What happens when a bank refuses to honor a well-drafted Power of Attorney?  I recently received a call from a daughter of a client.  She was sitting at a desk a a Bank of America, with a copy of her mother’s Power of Attorney.  I had met with both the mother and daughter recently and the mother had made it very clear that she wanted her daughter to be able to have access to her accounts and make sure that her bills were paid.

Bank of America was refusing to honor the Power of Attorney.  The Bank did not question that the document was properly drafted.  The bank did not question that the daughter was the properly appointed Agent for her Mom.  Finally, the bank did not question whether the Power of Attorney had been revoked.  Instead, the bank put up arbitrary and capricious barriers to the use of the Power of Attorney.

The local branch sent a copy of the Power of Attorney to the bank’s “legal department.”  The “legal department” told them that the needed a Notarized statement from a doctor stating that the mother was incapacitated before the daughter could use the Power of Attorney.  I put the words legal department in quotes because, the bank will never let you talk to the “legal department.”  When I called the bank to explain that there was no reason for a Notarized statement from the doctor, the local branch of the bank blamed the bank’s “legal department.”  However, the bank will not allow them to give out a name, phone number, email address, fax, or any other way to communicate with the “legal department.”  I was told that they could give me a mailing address and I could write a letter.  However, they could not tell me who to direct the letter to, and therefore the letter would never actually make it to the person from the “legal department” who was imposing this ridiculous requirement.

To understand the issue, you must understand that some Powers of Attorney can only be used after one or two doctors declare the person to be incompetent.  These are called “springing” powers.  Other Powers of Attorney are designed to be effective immediately upon signing the document.   Even the springing powers usually do not require the doctor’s statement be Notarized.  The way to tell what is needed is simply to read the document.  The document defines the requirements.

The document in question was effective immediately upon signing.  There was no need for any type of doctor’s statement.  This could have easily been explained over the phone.

After I had a very candid conversation with the bank’s manager, and I made a call to a contact I had at the corporate offices, we got the bank to honor the Power of Attorney without any extraneous requirements.   In this case, the bank’s lack of knowledge and lack of willingness to meet their customer’s needs, lead to a great deal of hassle and inconvenience for the family.  In the following case, the bank (also Bank of America) cost a family $64,000.00.

From Elder Law Answers:

Bank Pays Price for Refusing to Honor Request Made Under a Power of Attorney

A durable power of attorney (POA) allows the person creating the document, called the “principal,” to name a trusted agent who can act on his behalf in almost any situation. But because of the risk of abuse, many banks will scrutinize a POA carefully before allowing the agent to act on the principal’s behalf, and often a bank will refuse to honor a POA. In a recent Florida case, Bank of America rebuffed an agent’s request that funds be withdrawn from the principal’s account. The agent fought back in court and just won a $64,000 judgment against the bank.

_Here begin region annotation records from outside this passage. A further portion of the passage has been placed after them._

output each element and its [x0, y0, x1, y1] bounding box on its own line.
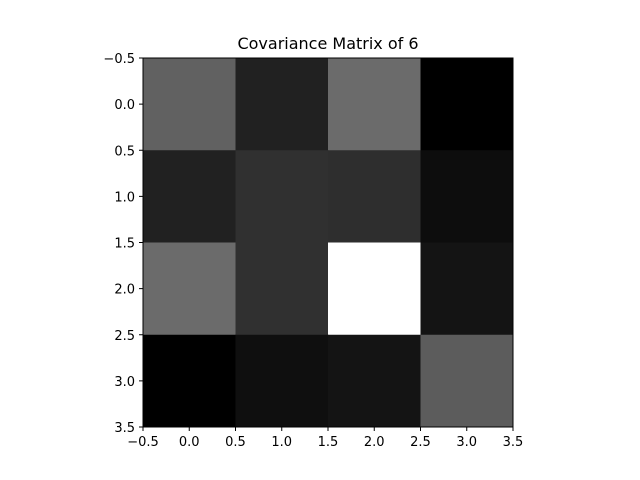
heatmap-cell-1-0 [143, 150, 236, 243]
y-tick-label: 0.0 [114, 98, 135, 113]
heatmap-cell-2-2 [328, 242, 421, 336]
heatmap-cell-0-0 [143, 58, 236, 151]
heatmap-cell-0-3 [420, 58, 514, 151]
x-tick-label: 3.5 [503, 435, 524, 450]
y-tick-label: 3.5 [114, 421, 135, 436]
heatmap-cells [143, 58, 514, 428]
heatmap-cell-2-3 [420, 242, 514, 336]
heatmap-cell-1-1 [235, 150, 329, 243]
y-tick-label: 0.5 [114, 144, 135, 159]
y-tick-label: 1.5 [114, 237, 135, 252]
chart-title: Covariance Matrix of 6 [237, 34, 418, 53]
heatmap-cell-0-2 [328, 58, 421, 151]
x-tick-label: 1.0 [271, 435, 292, 450]
heatmap-cell-0-1 [235, 58, 329, 151]
x-tick-label: 2.0 [364, 435, 385, 450]
x-axis: −0.5 0.0 0.5 1.0 1.5 2.0 2.5 3.0 3.5 [127, 427, 523, 450]
y-axis: −0.5 0.0 0.5 1.0 1.5 2.0 2.5 3.0 3.5 [103, 52, 143, 436]
y-tick-label: −0.5 [103, 52, 135, 67]
y-tick-label: 3.0 [114, 375, 135, 390]
x-tick-label: 0.0 [179, 435, 200, 450]
x-tick-label: 1.5 [318, 435, 339, 450]
x-tick-label: 0.5 [225, 435, 246, 450]
x-tick-label: 3.0 [456, 435, 477, 450]
heatmap-cell-3-2 [328, 334, 421, 428]
heatmap-cell-3-3 [420, 334, 514, 428]
y-tick-label: 2.5 [114, 329, 135, 344]
y-tick-label: 2.0 [114, 283, 135, 298]
x-tick-label: −0.5 [127, 435, 159, 450]
heatmap-cell-3-1 [235, 334, 329, 428]
x-tick-label: 2.5 [410, 435, 431, 450]
heatmap-cell-1-2 [328, 150, 421, 243]
heatmap-cell-3-0 [143, 334, 236, 428]
heatmap-cell-2-0 [143, 242, 236, 336]
heatmap-cell-2-1 [235, 242, 329, 336]
heatmap-cell-1-3 [420, 150, 514, 243]
y-tick-label: 1.0 [114, 190, 135, 205]
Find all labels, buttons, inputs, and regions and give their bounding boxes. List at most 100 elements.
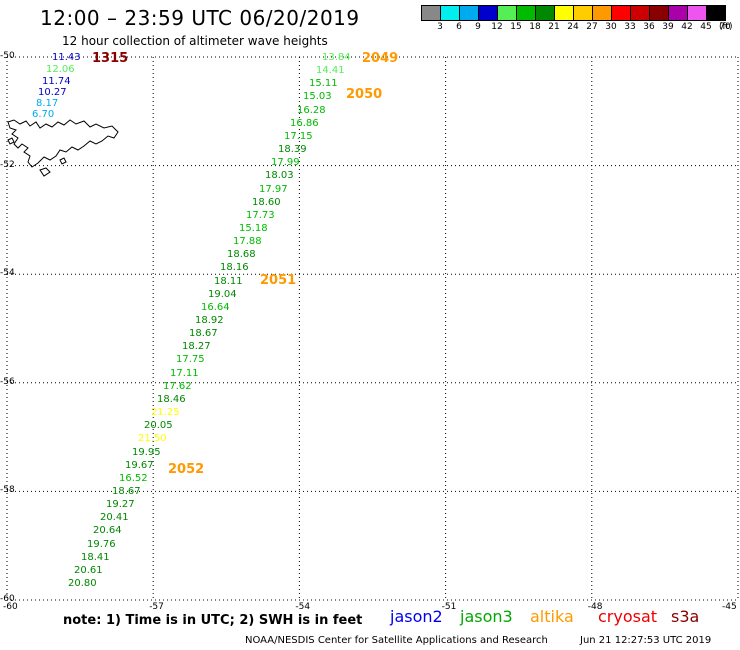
legend-label: 9 [475, 22, 481, 32]
legend-swatch [554, 5, 573, 21]
wave-height-value: 8.17 [36, 98, 59, 109]
wave-height-value: 20.80 [68, 578, 97, 589]
legend-swatch [649, 5, 668, 21]
pass-time-label: 1315 [92, 51, 129, 66]
wave-height-value: 20.61 [74, 565, 103, 576]
lon-tick-label: -51 [441, 602, 457, 612]
wave-height-value: 10.27 [38, 87, 67, 98]
pass-time-label: 2051 [260, 273, 297, 288]
lat-tick-label: -56 [0, 376, 15, 387]
legend-units: (ft) [719, 22, 733, 32]
map-subtitle: 12 hour collection of altimeter wave hei… [62, 34, 328, 48]
wave-height-value: 17.62 [163, 381, 192, 392]
wave-height-value: 18.67 [189, 328, 218, 339]
map-title: 12:00 – 23:59 UTC 06/20/2019 [40, 6, 360, 30]
legend-label: 33 [624, 22, 636, 32]
wave-height-value: 15.03 [303, 91, 332, 102]
wave-height-value: 19.27 [106, 499, 135, 510]
legend-swatch [687, 5, 706, 21]
lon-tick-label: -54 [295, 602, 311, 612]
wave-height-value: 18.68 [227, 249, 256, 260]
pass-time-label: 2050 [346, 87, 383, 102]
wave-height-value: 21.50 [138, 433, 167, 444]
lat-lon-grid [6, 56, 739, 601]
lat-tick-label: -50 [0, 51, 15, 61]
wave-height-value: 18.11 [214, 276, 243, 287]
wave-height-value: 17.97 [259, 184, 288, 195]
legend-swatch [535, 5, 554, 21]
legend-label: 3 [437, 22, 443, 32]
wave-height-value: 16.64 [201, 302, 230, 313]
color-scale-legend [421, 5, 726, 21]
wave-height-value: 13.84 [322, 52, 351, 63]
wave-height-value: 14.41 [316, 65, 345, 76]
wave-height-value: 15.18 [239, 223, 268, 234]
legend-label: 36 [643, 22, 655, 32]
wave-height-value: 18.27 [182, 341, 211, 352]
wave-height-value: 19.95 [132, 447, 161, 458]
legend-label: 6 [456, 22, 462, 32]
wave-height-value: 12.06 [46, 64, 75, 75]
legend-swatch [706, 5, 726, 21]
wave-height-value: 19.67 [125, 460, 154, 471]
wave-height-value: 11.74 [42, 76, 71, 87]
satellite-name-cryosat: cryosat [598, 607, 658, 626]
lat-tick-label: -54 [0, 268, 15, 279]
legend-swatch [573, 5, 592, 21]
legend-swatch [611, 5, 630, 21]
legend-label: 21 [548, 22, 560, 32]
wave-height-value: 18.67 [112, 486, 141, 497]
wave-height-value: 18.46 [157, 394, 186, 405]
lat-tick-label: -52 [0, 159, 15, 170]
wave-height-value: 20.41 [100, 512, 129, 523]
legend-swatch [630, 5, 649, 21]
legend-swatch [668, 5, 687, 21]
pass-time-label: 2052 [168, 462, 205, 477]
falkland-islands-outline [7, 119, 119, 177]
legend-label: 70 [719, 22, 731, 32]
legend-label: 45 [700, 22, 712, 32]
wave-height-value: 20.05 [144, 420, 173, 431]
satellite-name-altika: altika [530, 607, 574, 626]
lon-tick-label: -57 [149, 602, 164, 612]
legend-label: 18 [529, 22, 541, 32]
legend-label: 24 [567, 22, 579, 32]
legend-label: 30 [605, 22, 617, 32]
wave-height-value: 19.76 [87, 539, 116, 550]
wave-height-value: 11.43 [52, 52, 81, 63]
lon-tick-label: -45 [722, 602, 737, 612]
wave-height-value: 18.03 [265, 170, 294, 181]
generated-timestamp: Jun 21 12:27:53 UTC 2019 [580, 635, 712, 646]
wave-height-value: 18.60 [252, 197, 281, 208]
wave-height-value: 21.25 [151, 407, 180, 418]
legend-label: 39 [662, 22, 674, 32]
wave-height-value: 18.39 [278, 144, 307, 155]
wave-height-value: 16.52 [119, 473, 148, 484]
wave-height-value: 17.73 [246, 210, 275, 221]
legend-label: 27 [586, 22, 598, 32]
lat-tick-label: -60 [0, 594, 15, 604]
lon-tick-label: -48 [587, 602, 603, 612]
satellite-name-jason3: jason3 [460, 607, 513, 626]
color-scale-labels: 3 6 9 12 15 18 21 24 27 30 33 36 39 42 45 70 [421, 22, 740, 34]
legend-swatch [592, 5, 611, 21]
lat-tick-label: -58 [0, 485, 15, 496]
wave-height-value: 6.70 [32, 109, 55, 120]
wave-height-value: 16.86 [290, 118, 319, 129]
legend-swatch [516, 5, 535, 21]
legend-label: 15 [510, 22, 522, 32]
legend-swatch [497, 5, 516, 21]
lon-tick-label: -60 [3, 602, 18, 612]
wave-height-value: 19.04 [208, 289, 237, 300]
legend-swatch [478, 5, 497, 21]
wave-height-value: 17.15 [284, 131, 313, 142]
credit-line: NOAA/NESDIS Center for Satellite Applica… [245, 635, 548, 646]
legend-swatch [459, 5, 478, 21]
legend-swatch [440, 5, 459, 21]
legend-label: 12 [491, 22, 503, 32]
footnote: note: 1) Time is in UTC; 2) SWH is in fe… [63, 613, 363, 628]
satellite-name-s3a: s3a [671, 607, 700, 626]
legend-swatch [421, 5, 440, 21]
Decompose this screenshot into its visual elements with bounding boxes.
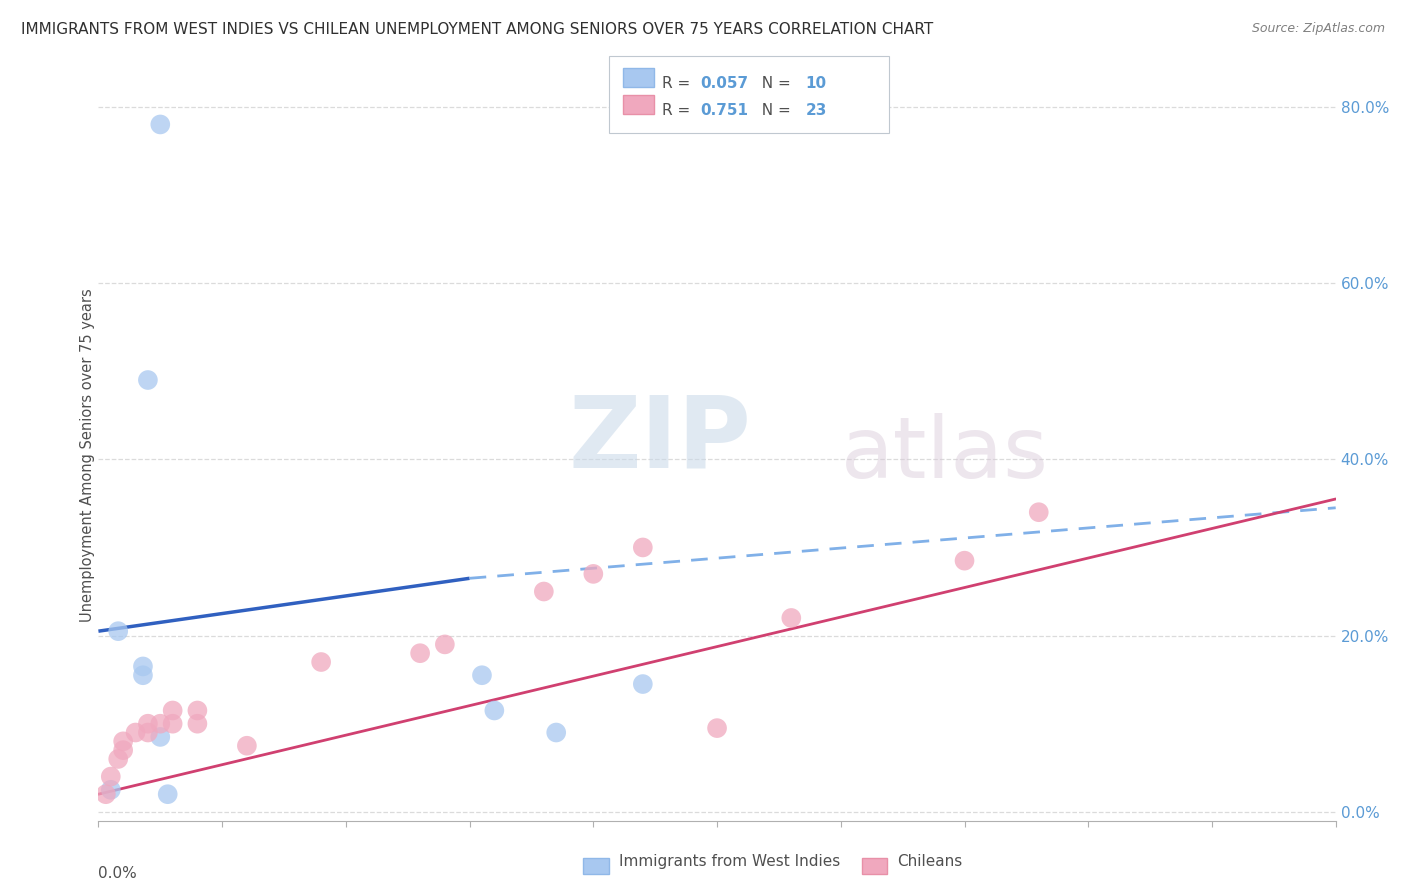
Text: N =: N = <box>752 103 796 118</box>
Point <box>100 782 122 797</box>
Text: Immigrants from West Indies: Immigrants from West Indies <box>619 855 839 869</box>
Point <box>484 704 506 718</box>
Text: 0.751: 0.751 <box>700 103 748 118</box>
Point <box>149 730 172 744</box>
Point <box>433 637 456 651</box>
Point <box>149 716 172 731</box>
Point <box>112 734 135 748</box>
Text: R =: R = <box>662 103 696 118</box>
Point <box>631 541 654 555</box>
Text: N =: N = <box>752 76 796 91</box>
Point <box>471 668 494 682</box>
Point <box>186 716 208 731</box>
Point <box>112 743 135 757</box>
Point <box>107 752 129 766</box>
Point <box>186 704 208 718</box>
Point <box>132 659 155 673</box>
Text: 0.0%: 0.0% <box>98 866 138 881</box>
Point <box>1028 505 1050 519</box>
Point <box>136 716 159 731</box>
Point <box>582 566 605 581</box>
Point <box>409 646 432 660</box>
Text: 0.057: 0.057 <box>700 76 748 91</box>
Point <box>149 118 172 132</box>
Point <box>100 770 122 784</box>
Point <box>162 704 184 718</box>
Point <box>94 787 117 801</box>
Text: atlas: atlas <box>841 413 1049 497</box>
Text: ZIP: ZIP <box>568 392 751 489</box>
Point <box>132 668 155 682</box>
Point <box>546 725 568 739</box>
Text: 23: 23 <box>806 103 827 118</box>
Text: Chileans: Chileans <box>897 855 962 869</box>
Point <box>533 584 555 599</box>
Text: R =: R = <box>662 76 696 91</box>
Text: 10: 10 <box>806 76 827 91</box>
Point <box>631 677 654 691</box>
Point <box>706 721 728 735</box>
Point <box>236 739 259 753</box>
Point <box>124 725 146 739</box>
Point <box>136 373 159 387</box>
Text: IMMIGRANTS FROM WEST INDIES VS CHILEAN UNEMPLOYMENT AMONG SENIORS OVER 75 YEARS : IMMIGRANTS FROM WEST INDIES VS CHILEAN U… <box>21 22 934 37</box>
Y-axis label: Unemployment Among Seniors over 75 years: Unemployment Among Seniors over 75 years <box>80 288 94 622</box>
Point <box>107 624 129 639</box>
Point <box>953 554 976 568</box>
Text: Source: ZipAtlas.com: Source: ZipAtlas.com <box>1251 22 1385 36</box>
Point <box>780 611 803 625</box>
Point <box>156 787 179 801</box>
Point <box>162 716 184 731</box>
Point <box>309 655 332 669</box>
Point <box>136 725 159 739</box>
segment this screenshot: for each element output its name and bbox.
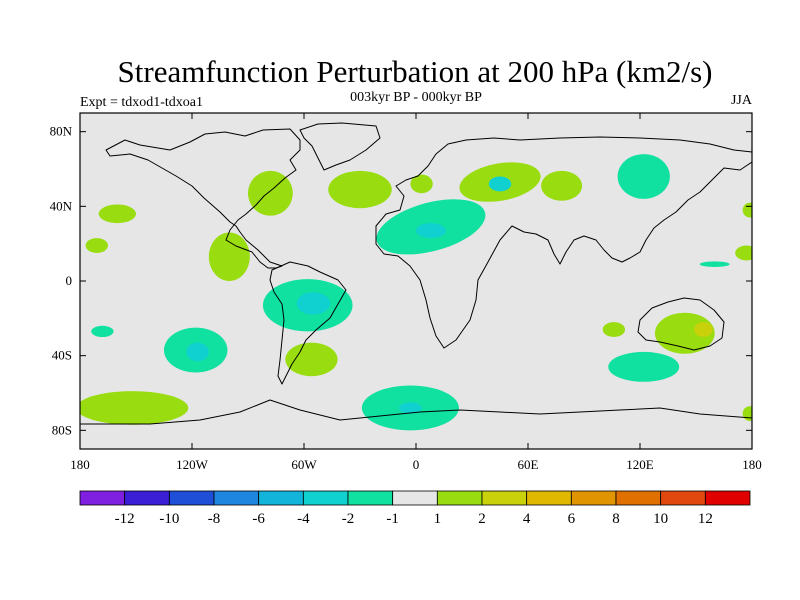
x-tick-label: 60W — [291, 457, 317, 472]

Clarence Smith, Sr., named his son, Clarence Smith, Jr., as his agent under a POA. When his father no longer wanted to manage his own finances, he asked Clarence Jr. to step in as his agent. Clarence Jr. reviewed his father’s account activity and became suspicious about some withdrawals from a bank account that Clarence Sr. owned jointly with a friend from his retirement community.

Acting as his father’s agent under the POA, Clarence Jr., asked Bank of America to transfer $65,000 from the account into a new account that listed only his father as the owner. Before doing so, Bank of America contacted the other person named on the account. When she told the bank that she did not want the funds withdrawn and also accused Clarence Jr. of stealing his father’s money, Bank of America refused to honor Clarence Jr.’s request. The other account owner then withdrew all of the funds from the account and placed them into her own account, effectively preventing Clarence Sr. from accessing his own money. Clarence Sr. died several weeks later.

Clarence Jr. sued Bank of America under a Florida law that imposes penalties on financial institutions that refuse to honor reasonable requests from agents named in properly executed POAs. In November 2009, after a week-long trial, a Florida jury returned a verdict against the bank and awarded $64,142 to Clarence Sr.’s estate. The jury found that Bank of America had not acted reasonably when it rejected Clarence Jr.’s request, even though the joint owner of the bank account had not agreed to the release of the funds.

Bank of America plans to appeal. “We believe that neither the facts nor the law support the verdict,” said spokeswoman Shirley Norton.

While this case clearly illustrates the conflicts that can arise through the use of a POA, it also raises the issue of the proper use of joint bank accounts in estate planning. Under most state laws, when two or more people own “joint” bank accounts, each of them has the right to the entire account, no matter whose money is actually in the account. While joint accounts can often be useful, sometimes, as in this case, joint owners or their agents can disagree about the use of funds in the accounts. When that happens, the party who makes it to the bank first often wins. A qualified elder law attorney can explain the pros and cons of joint ownership, can draft an effective POA, and can assist family members when disputes arise.